Thread for Blogs (Just created one for ResNet)

For weight initialization you can take a look at here http://pytorch.org/docs/master/_modules/torch/nn/init.html, for references and maybe further talk about which initialization is needed where, e.g. https://arxiv.org/abs/1504.00941.

1 Like

Thanks for sharing @neerjadoshi :slight_smile: In the augmentation article, note that training time augmentation only helps when you train multiple epochs. In your case you’re just training one epoch, so I’d guess the improvement is just random noise. Also you need to unfreeze the network, otherwise over-fitting is very unlikely (and therefore augmentation doesn’t help).

I’d suggest trying a dataset that’s not quite as similar to imagenet, so needs more epochs to get good accuracy, and you should be able to show a more compelling difference then.
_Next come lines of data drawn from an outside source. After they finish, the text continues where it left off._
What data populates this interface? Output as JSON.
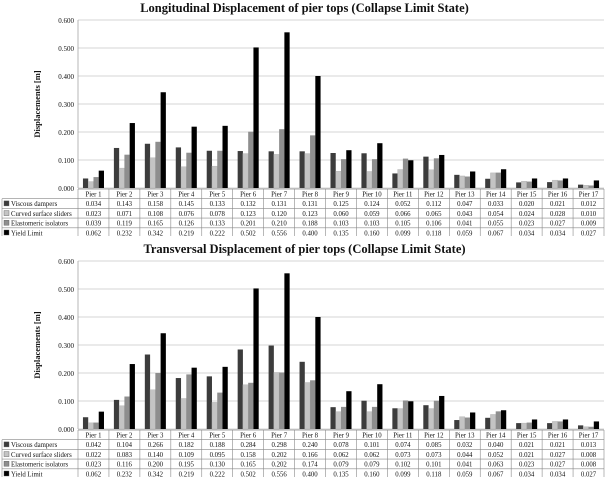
{
  "chart_data": [
    {
      "type": "bar",
      "title": "Longitudinal Displacement of pier tops (Collapse Limit State)",
      "xlabel": "",
      "ylabel": "Displacements [m]",
      "ylim": [
        0,
        0.6
      ],
      "yticks": [
        "0.000",
        "0.100",
        "0.200",
        "0.300",
        "0.400",
        "0.500",
        "0.600"
      ],
      "grid": true,
      "legend": "data table below",
      "categories": [
        "Pier 1",
        "Pier 2",
        "Pier 3",
        "Pier 4",
        "Pier 5",
        "Pier 6",
        "Pier 7",
        "Pier 8",
        "Pier 9",
        "Pier 10",
        "Pier 11",
        "Pier 12",
        "Pier 13",
        "Pier 14",
        "Pier 15",
        "Pier 16",
        "Pier 17"
      ],
      "series": [
        {
          "name": "Viscous dampers",
          "color": "#3c3c3c",
          "values": [
            0.034,
            0.143,
            0.158,
            0.145,
            0.133,
            0.132,
            0.131,
            0.131,
            0.125,
            0.124,
            0.052,
            0.112,
            0.047,
            0.033,
            0.02,
            0.021,
            0.012
          ],
          "labels": [
            "0.034",
            "0.143",
            "0.158",
            "0.145",
            "0.133",
            "0.132",
            "0.131",
            "0.131",
            "0.125",
            "0.124",
            "0.052",
            "0.112",
            "0.047",
            "0.033",
            "0.020",
            "0.021",
            "0.012"
          ]
        },
        {
          "name": "Curved surface sliders",
          "color": "#c4c4c4",
          "values": [
            0.023,
            0.071,
            0.108,
            0.076,
            0.078,
            0.123,
            0.12,
            0.123,
            0.06,
            0.059,
            0.066,
            0.065,
            0.043,
            0.054,
            0.024,
            0.028,
            0.01
          ],
          "labels": [
            "0.023",
            "0.071",
            "0.108",
            "0.076",
            "0.078",
            "0.123",
            "0.120",
            "0.123",
            "0.060",
            "0.059",
            "0.066",
            "0.065",
            "0.043",
            "0.054",
            "0.024",
            "0.028",
            "0.010"
          ]
        },
        {
          "name": "Elastomeric isolators",
          "color": "#8e8e8e",
          "values": [
            0.039,
            0.119,
            0.165,
            0.126,
            0.133,
            0.201,
            0.21,
            0.188,
            0.103,
            0.103,
            0.105,
            0.106,
            0.041,
            0.055,
            0.023,
            0.027,
            0.009
          ],
          "labels": [
            "0.039",
            "0.119",
            "0.165",
            "0.126",
            "0.133",
            "0.201",
            "0.210",
            "0.188",
            "0.103",
            "0.103",
            "0.105",
            "0.106",
            "0.041",
            "0.055",
            "0.023",
            "0.027",
            "0.009"
          ]
        },
        {
          "name": "Yield Limit",
          "color": "#000000",
          "values": [
            0.062,
            0.232,
            0.342,
            0.219,
            0.222,
            0.502,
            0.556,
            0.4,
            0.135,
            0.16,
            0.099,
            0.118,
            0.059,
            0.067,
            0.034,
            0.034,
            0.027
          ],
          "labels": [
            "0.062",
            "0.232",
            "0.342",
            "0.219",
            "0.222",
            "0.502",
            "0.556",
            "0.400",
            "0.135",
            "0.160",
            "0.099",
            "0.118",
            "0.059",
            "0.067",
            "0.034",
            "0.034",
            "0.027"
          ]
        }
      ]
    },
    {
      "type": "bar",
      "title": "Transversal Displacement of pier tops (Collapse Limit State)",
      "xlabel": "",
      "ylabel": "Displacements [m]",
      "ylim": [
        0,
        0.6
      ],
      "yticks": [
        "0.000",
        "0.100",
        "0.200",
        "0.300",
        "0.400",
        "0.500",
        "0.600"
      ],
      "grid": true,
      "legend": "data table below",
      "categories": [
        "Pier 1",
        "Pier 2",
        "Pier 3",
        "Pier 4",
        "Pier 5",
        "Pier 6",
        "Pier 7",
        "Pier 8",
        "Pier 9",
        "Pier 10",
        "Pier 11",
        "Pier 12",
        "Pier 13",
        "Pier 14",
        "Pier 15",
        "Pier 16",
        "Pier 17"
      ],
      "series": [
        {
          "name": "Viscous dampers",
          "color": "#3c3c3c",
          "values": [
            0.042,
            0.104,
            0.266,
            0.182,
            0.188,
            0.284,
            0.298,
            0.24,
            0.078,
            0.101,
            0.074,
            0.085,
            0.032,
            0.04,
            0.021,
            0.021,
            0.013
          ],
          "labels": [
            "0.042",
            "0.104",
            "0.266",
            "0.182",
            "0.188",
            "0.284",
            "0.298",
            "0.240",
            "0.078",
            "0.101",
            "0.074",
            "0.085",
            "0.032",
            "0.040",
            "0.021",
            "0.021",
            "0.013"
          ]
        },
        {
          "name": "Curved surface sliders",
          "color": "#c4c4c4",
          "values": [
            0.022,
            0.083,
            0.14,
            0.109,
            0.095,
            0.158,
            0.202,
            0.166,
            0.062,
            0.062,
            0.073,
            0.073,
            0.044,
            0.052,
            0.021,
            0.027,
            0.008
          ],
          "labels": [
            "0.022",
            "0.083",
            "0.140",
            "0.109",
            "0.095",
            "0.158",
            "0.202",
            "0.166",
            "0.062",
            "0.062",
            "0.073",
            "0.073",
            "0.044",
            "0.052",
            "0.021",
            "0.027",
            "0.008"
          ]
        },
        {
          "name": "Elastomeric isolators",
          "color": "#8e8e8e",
          "values": [
            0.023,
            0.116,
            0.2,
            0.195,
            0.13,
            0.165,
            0.202,
            0.174,
            0.079,
            0.079,
            0.102,
            0.101,
            0.041,
            0.063,
            0.023,
            0.027,
            0.008
          ],
          "labels": [
            "0.023",
            "0.116",
            "0.200",
            "0.195",
            "0.130",
            "0.165",
            "0.202",
            "0.174",
            "0.079",
            "0.079",
            "0.102",
            "0.101",
            "0.041",
            "0.063",
            "0.023",
            "0.027",
            "0.008"
          ]
        },
        {
          "name": "Yield Limit",
          "color": "#000000",
          "values": [
            0.062,
            0.232,
            0.342,
            0.219,
            0.222,
            0.502,
            0.556,
            0.4,
            0.135,
            0.16,
            0.099,
            0.118,
            0.059,
            0.067,
            0.034,
            0.034,
            0.027
          ],
          "labels": [
            "0.062",
            "0.232",
            "0.342",
            "0.219",
            "0.222",
            "0.502",
            "0.556",
            "0.400",
            "0.135",
            "0.160",
            "0.099",
            "0.118",
            "0.059",
            "0.067",
            "0.034",
            "0.034",
            "0.027"
          ]
        }
      ]
    }
  ]
}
The initializations post is looking good. I think it would be helpful to show code examples of each concept you’re talking about; and where you do show code, put it in a code block, not a picture, so people can copy and paste it and try it out. Also, maybe show some experiments to show how it impacts training in practice?

A link to the papers that introduced each init method might be nice too.

I realise what can be corrected in the augmentation article. I’ll find a suitable dataset and train multiple epochs to capture the difference in performance.
Also, I’ll update the code snippets and references in the second article. In the material I’ve been reading, I’ve also been finding a lot of small nuances to add to that blog, so I’ll update accordingly.
Thank you for your feedback!

1 Like

Understand how works Resnet… without talking about residual

(from my blog post)

I was 99% satisfied with all blog posts I found about Resnet (for example the great blog post “Decoding the ResNet architecture” from @anandsaha), but not at 100%.

Then, I searched in the Web and found, I thought, this 1% in the blog post “Understanding Advanced Convolutional Neural Networks”.

In the Resnet paragraphe, the autor (Mohit Deshpande) explains the beauty of Resnet in 3 points :

  1. More layers is better but because of the vanishing gradient problem, model weights of the first layers can not be updated correctly through the backpropagation of the error gradient (the chain rule multiplies error gradient values lower than one and then, when the gradient error comes to the first layers, its value goes to zero).
  2. That is the objective of Resnet : preserve the gradient.
  3. How ? Thanks to the idendity matrix because “what if we were to backpropagate through the identity function? Then the gradient would simply be multiplied by 1 and nothing would happen to it!”.

You can even forget the vanishing gradient problem and just look at an image of a Resnet network : the identity matrix transmits forward the input data that avoids the loose of information (the data vanishing problem).

That’s it :slight_smile:

Hi all, I just wrote a blog post for entering the StateFarm competition with fastai v2 (PyTorch) library.

As I am trying to be familiar with the library, I try the StateFarm dataset which is cover in v1 but not v2 and summarize my experience here.

1 Like

I got a little adventurous and set up Ubuntu 18.04
I have written a little guide on the tiny tweaks that make everything work.

Please let me know what do you think about it.

Sanyam.

Good article, maybe i am missing something, but perhaps you could add to your post the process in detail for getting a twitter follower assuming you have zero?

  1. create a post and just post it to the twitter ether, and keep doing repeatedly?
  2. message people with questions in hope thet 1/10 to 1/100 will respond, and maybe follow you,
  3. or is there another way?

I got 1700+ followers by just repeatedly posting and sharing posts on Twitter and some relevant Facebook groups.

Ok thanks, method 3) repeatedly share posts. This seems to be easiest of the 3, ill experiment

My first blog post about deep learning – feedback very much appreciated!

this is an awesome blog post!

Hey guys, I just wrote my first blog post which is an introductory post to Pytorch, In this post I talked about torch packages, tensors and how does automatic differentiation work, along with a hands-on Pytorch example.
I would love to hear your feedback. Thanks :slightly_smiling_face:


Manal elaidouni

Hello, I am currently interested in VQA so I wrote a summary of the paper, Kafle and Kanan (2016), on available VQA data sets and models: https://www.yjpark.me/blog/jekyll/update/2019/03/11/notes-on-vqa.html

More recent VQA models are also summarised here: https://www.yjpark.me/blog/jekyll/update/2019/06/10/recent-vqa-models.html

I would truly appreciate your feedback. Thank you in advance.